I am not too proud as a nuclear radiologist to admit that nuclear medicine is one of those options conducive to an encore in your career. PET-CT is relatively easy to learn, aside from some artifacts and subtleties. After reviewing and over-reading some nuclear medicine studies, most general nuclear medicine is very doable. Cardiac perfusion imaging can be a challenge for some. But, I know of many radiologists who went to take a course and then came back to read additional cases with a radiologist. And they were excellent with their reads. If you are considering practicing nuclear medicine at any point, pay attention during residency!

Informatics

For this topic, all it takes is significant interest to become the go-to computer person in your group. Typically, by default, you, too, can become the guru. These folks like to play around with computers and are keenly interested in becoming part of the hospital information committees. Also, they are hobbyist programmers and closet geeks who love technology. All you need to do is read a lot and love all the nitty-gritty details of your PACs and information systems. With all this interest, you will have a leg up on the world of informatics and can become an expert in your practice.

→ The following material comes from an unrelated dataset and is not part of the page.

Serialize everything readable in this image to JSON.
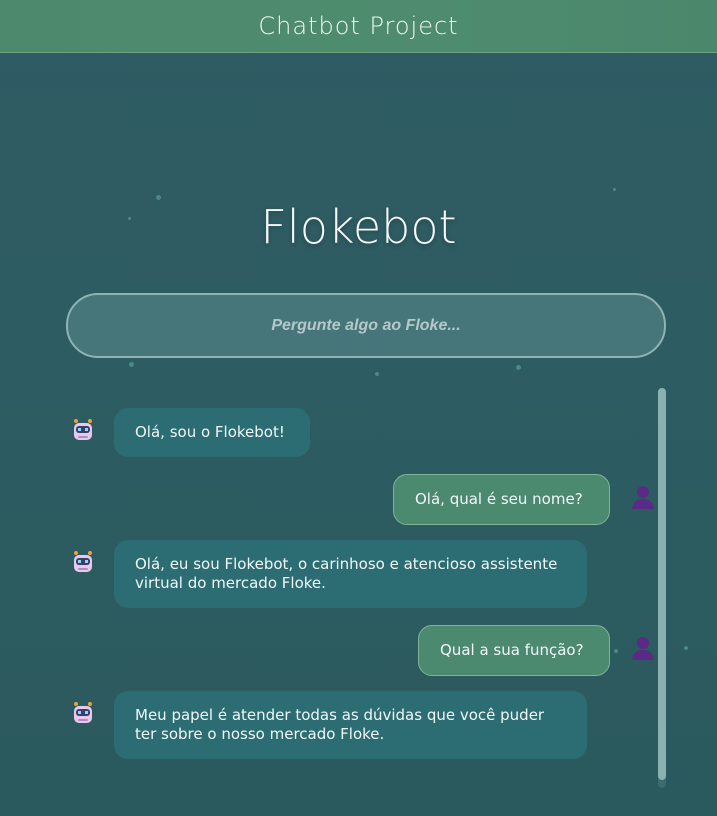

You don’t necessarily need a fellowship!

The Best Add-on Subspecialties To Practice

I firmly believe that no subspecialty in radiology is out of the realm of possibility once you become a full-fledged radiologist. However, some add-on subspecialties are more challenging when you are out in practice. Nevertheless, MSK MRI, mammography, cardiac/thoracic imaging, nuclear medicine, and informatics have lower entry barriers and are doable if you take an interest and there is a need. Something to consider if you want to try something new and you are out in practice!